I come from a long line of very independent women. My Gramma used to make me angel food cake with fresh strawberries from her garden and home-made whipped cream. The first time she made it for me I must have been 7, maybe 8. We were sitting at the little card table in her kitchen and she told me when I thought about how good it was I should remember that men and icing have a lot in common. Nice but optional. At 7, I probably just laughed and asked for more whipped cream, cuz y’know that shit was good.
In junior high and high school, I was far more into sports than boys. I played soccer, managed the men’s baseball team, was in the marching band (no, I was not a Poofter) and eventually the color guard. I had at least one job at all times exercising horses, selling shoes, working at hallmark, and baby sitting. I was rarely idle.
I broke up with my first boyfriend because I just didn’t have time for him. Being the glowing example of diplomacy and tact that I am - it didn’t go over so well. I can clearly remember the look on my brother’s face when I told him how and why I dumped the guy. Abject horror, I believe is the best description.

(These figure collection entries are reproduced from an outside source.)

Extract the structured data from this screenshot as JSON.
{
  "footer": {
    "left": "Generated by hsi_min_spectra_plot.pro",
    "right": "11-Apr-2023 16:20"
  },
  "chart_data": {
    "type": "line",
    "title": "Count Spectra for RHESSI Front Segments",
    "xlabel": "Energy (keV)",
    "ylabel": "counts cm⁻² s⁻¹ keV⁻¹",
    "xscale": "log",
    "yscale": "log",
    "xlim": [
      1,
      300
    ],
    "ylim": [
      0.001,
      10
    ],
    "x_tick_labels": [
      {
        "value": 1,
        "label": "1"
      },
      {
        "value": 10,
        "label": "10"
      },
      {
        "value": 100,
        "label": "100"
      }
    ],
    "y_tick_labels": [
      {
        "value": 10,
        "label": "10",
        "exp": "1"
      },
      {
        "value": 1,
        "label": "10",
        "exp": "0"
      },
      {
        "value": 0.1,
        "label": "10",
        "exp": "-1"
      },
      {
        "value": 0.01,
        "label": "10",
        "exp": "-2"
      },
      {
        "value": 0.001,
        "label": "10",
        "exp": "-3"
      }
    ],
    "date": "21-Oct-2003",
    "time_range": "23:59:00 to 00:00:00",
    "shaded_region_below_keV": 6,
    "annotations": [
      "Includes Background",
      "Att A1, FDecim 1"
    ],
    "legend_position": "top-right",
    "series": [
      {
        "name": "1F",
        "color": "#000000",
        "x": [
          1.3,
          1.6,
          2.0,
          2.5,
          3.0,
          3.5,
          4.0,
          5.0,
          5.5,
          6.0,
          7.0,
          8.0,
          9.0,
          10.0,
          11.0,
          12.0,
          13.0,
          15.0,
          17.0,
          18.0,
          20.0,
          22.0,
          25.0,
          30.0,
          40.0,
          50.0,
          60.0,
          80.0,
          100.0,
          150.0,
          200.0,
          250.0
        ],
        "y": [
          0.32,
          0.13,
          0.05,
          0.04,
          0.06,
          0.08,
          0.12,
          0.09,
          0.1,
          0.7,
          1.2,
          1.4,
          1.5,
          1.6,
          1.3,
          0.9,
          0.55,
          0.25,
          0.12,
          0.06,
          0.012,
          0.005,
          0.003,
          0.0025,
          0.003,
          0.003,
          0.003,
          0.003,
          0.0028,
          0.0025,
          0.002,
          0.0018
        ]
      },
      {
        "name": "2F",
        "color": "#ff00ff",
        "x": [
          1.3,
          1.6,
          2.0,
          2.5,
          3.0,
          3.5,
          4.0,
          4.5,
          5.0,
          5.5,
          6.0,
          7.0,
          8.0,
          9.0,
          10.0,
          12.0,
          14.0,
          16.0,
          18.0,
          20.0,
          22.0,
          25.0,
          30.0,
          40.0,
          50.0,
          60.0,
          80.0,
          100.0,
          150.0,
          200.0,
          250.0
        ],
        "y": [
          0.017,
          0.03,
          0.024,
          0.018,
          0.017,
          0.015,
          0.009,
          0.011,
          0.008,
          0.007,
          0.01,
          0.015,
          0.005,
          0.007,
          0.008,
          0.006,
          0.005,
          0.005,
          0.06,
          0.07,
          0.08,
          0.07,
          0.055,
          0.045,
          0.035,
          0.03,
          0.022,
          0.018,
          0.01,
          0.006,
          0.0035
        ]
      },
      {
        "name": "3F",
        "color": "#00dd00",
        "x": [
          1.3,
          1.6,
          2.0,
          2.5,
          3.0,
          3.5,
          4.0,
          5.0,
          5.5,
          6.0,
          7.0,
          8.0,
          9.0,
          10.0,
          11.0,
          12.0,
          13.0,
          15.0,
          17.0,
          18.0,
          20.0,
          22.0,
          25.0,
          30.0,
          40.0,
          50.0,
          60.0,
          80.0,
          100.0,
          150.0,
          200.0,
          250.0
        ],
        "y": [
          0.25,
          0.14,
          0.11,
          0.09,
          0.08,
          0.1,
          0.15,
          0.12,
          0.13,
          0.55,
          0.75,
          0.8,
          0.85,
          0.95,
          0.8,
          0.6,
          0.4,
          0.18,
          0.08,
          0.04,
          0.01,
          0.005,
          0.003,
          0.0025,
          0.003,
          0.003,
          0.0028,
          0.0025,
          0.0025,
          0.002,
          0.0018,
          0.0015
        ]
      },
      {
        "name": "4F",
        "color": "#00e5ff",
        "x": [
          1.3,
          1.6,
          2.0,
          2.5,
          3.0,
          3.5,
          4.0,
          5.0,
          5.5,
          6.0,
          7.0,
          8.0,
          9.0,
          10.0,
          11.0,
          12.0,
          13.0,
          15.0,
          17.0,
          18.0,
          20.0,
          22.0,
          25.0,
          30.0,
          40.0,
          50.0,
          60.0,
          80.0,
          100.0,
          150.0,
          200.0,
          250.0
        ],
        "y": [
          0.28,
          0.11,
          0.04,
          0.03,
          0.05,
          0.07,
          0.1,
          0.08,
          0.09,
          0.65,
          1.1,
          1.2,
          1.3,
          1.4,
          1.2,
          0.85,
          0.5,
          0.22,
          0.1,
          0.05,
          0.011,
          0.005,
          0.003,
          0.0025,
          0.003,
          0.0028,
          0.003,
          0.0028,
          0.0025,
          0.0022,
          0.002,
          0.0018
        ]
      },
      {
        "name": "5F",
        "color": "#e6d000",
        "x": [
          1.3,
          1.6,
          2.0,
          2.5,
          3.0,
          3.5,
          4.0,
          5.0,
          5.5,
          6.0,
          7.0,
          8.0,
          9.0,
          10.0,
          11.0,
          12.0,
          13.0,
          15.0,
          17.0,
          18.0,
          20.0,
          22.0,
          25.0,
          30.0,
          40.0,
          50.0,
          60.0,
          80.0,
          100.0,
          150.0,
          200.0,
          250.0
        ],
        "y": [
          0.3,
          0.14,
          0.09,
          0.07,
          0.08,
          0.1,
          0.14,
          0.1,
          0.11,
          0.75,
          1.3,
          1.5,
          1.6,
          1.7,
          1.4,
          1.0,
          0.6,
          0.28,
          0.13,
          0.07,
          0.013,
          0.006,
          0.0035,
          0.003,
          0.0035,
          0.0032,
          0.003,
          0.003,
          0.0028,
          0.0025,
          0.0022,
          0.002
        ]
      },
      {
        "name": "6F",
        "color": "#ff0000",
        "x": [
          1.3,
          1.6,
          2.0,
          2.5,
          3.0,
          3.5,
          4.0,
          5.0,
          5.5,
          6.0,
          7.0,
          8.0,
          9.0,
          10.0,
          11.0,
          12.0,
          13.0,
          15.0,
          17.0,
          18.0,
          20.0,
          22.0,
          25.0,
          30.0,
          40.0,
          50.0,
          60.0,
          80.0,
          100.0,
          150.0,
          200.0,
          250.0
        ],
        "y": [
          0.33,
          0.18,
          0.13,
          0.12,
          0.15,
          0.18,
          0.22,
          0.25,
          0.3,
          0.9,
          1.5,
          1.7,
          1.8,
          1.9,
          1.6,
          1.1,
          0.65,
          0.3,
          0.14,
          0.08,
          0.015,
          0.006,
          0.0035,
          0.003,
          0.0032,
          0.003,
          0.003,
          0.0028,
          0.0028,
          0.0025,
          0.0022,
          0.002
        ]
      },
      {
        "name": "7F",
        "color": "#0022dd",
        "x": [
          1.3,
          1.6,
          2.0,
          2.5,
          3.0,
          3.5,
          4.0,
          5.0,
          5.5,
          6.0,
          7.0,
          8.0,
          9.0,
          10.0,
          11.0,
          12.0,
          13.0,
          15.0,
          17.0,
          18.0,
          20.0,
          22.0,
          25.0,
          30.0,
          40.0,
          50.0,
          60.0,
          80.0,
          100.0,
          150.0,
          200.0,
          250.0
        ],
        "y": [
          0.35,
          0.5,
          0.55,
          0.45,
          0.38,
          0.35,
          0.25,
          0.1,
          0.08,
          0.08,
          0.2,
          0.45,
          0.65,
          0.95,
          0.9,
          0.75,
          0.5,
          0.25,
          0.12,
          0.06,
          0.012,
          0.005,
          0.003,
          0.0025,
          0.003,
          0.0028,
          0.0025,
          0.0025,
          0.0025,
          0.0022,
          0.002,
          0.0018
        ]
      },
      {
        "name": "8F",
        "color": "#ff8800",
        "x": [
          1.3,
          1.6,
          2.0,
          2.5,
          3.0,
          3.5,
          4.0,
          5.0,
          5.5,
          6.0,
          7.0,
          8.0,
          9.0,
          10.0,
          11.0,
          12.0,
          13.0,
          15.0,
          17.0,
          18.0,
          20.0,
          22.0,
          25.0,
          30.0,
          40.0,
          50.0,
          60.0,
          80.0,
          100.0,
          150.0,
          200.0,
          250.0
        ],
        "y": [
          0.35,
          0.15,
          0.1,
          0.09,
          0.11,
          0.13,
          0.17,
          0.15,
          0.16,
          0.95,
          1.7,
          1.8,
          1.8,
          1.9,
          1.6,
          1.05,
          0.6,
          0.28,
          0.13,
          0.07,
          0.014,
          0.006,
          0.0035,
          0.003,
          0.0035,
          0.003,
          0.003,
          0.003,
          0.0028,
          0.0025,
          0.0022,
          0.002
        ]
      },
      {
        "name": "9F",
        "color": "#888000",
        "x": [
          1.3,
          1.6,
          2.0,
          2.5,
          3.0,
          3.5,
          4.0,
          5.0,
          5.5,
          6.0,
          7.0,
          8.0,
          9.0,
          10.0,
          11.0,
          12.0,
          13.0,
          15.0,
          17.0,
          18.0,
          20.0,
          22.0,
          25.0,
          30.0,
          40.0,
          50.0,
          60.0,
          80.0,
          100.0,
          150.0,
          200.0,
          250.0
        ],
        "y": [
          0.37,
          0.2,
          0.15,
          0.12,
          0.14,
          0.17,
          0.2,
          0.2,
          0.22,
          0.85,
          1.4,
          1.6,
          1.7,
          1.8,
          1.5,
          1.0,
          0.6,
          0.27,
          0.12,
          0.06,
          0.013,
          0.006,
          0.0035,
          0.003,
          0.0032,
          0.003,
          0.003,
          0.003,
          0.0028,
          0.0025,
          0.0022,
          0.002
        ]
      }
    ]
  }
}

Once out of college, I quickly became the friend everyone wanted to set up. I went through with it a few times. Most of the time I was left wondering what I had done to make my friends think I’d be interested in the guy they picked, but usually that was the worst of it. At a certain point I stopped accepting these offers, there were a lot of reasons, but this isn’t that post.
I could tell you why I turned down the men that asked me to marry them, except it’s not terribly exciting. The bottom line for each of them was that I really did just *know* it wouldn’t last. If I’m being 100% honest, I knew well before the proposal came.
I wouldn’t dare say that being single is always the cat’s meow, especially when you catch me in that moment where I can’t open the freakin’ pickle jar or figure out how to start the rented leaf blower.
However, I wouldn’t go back and change my decisions if I could and maybe that’s what matters, maybe that's all that matters.
For the record, I still don’t want to meet your brother.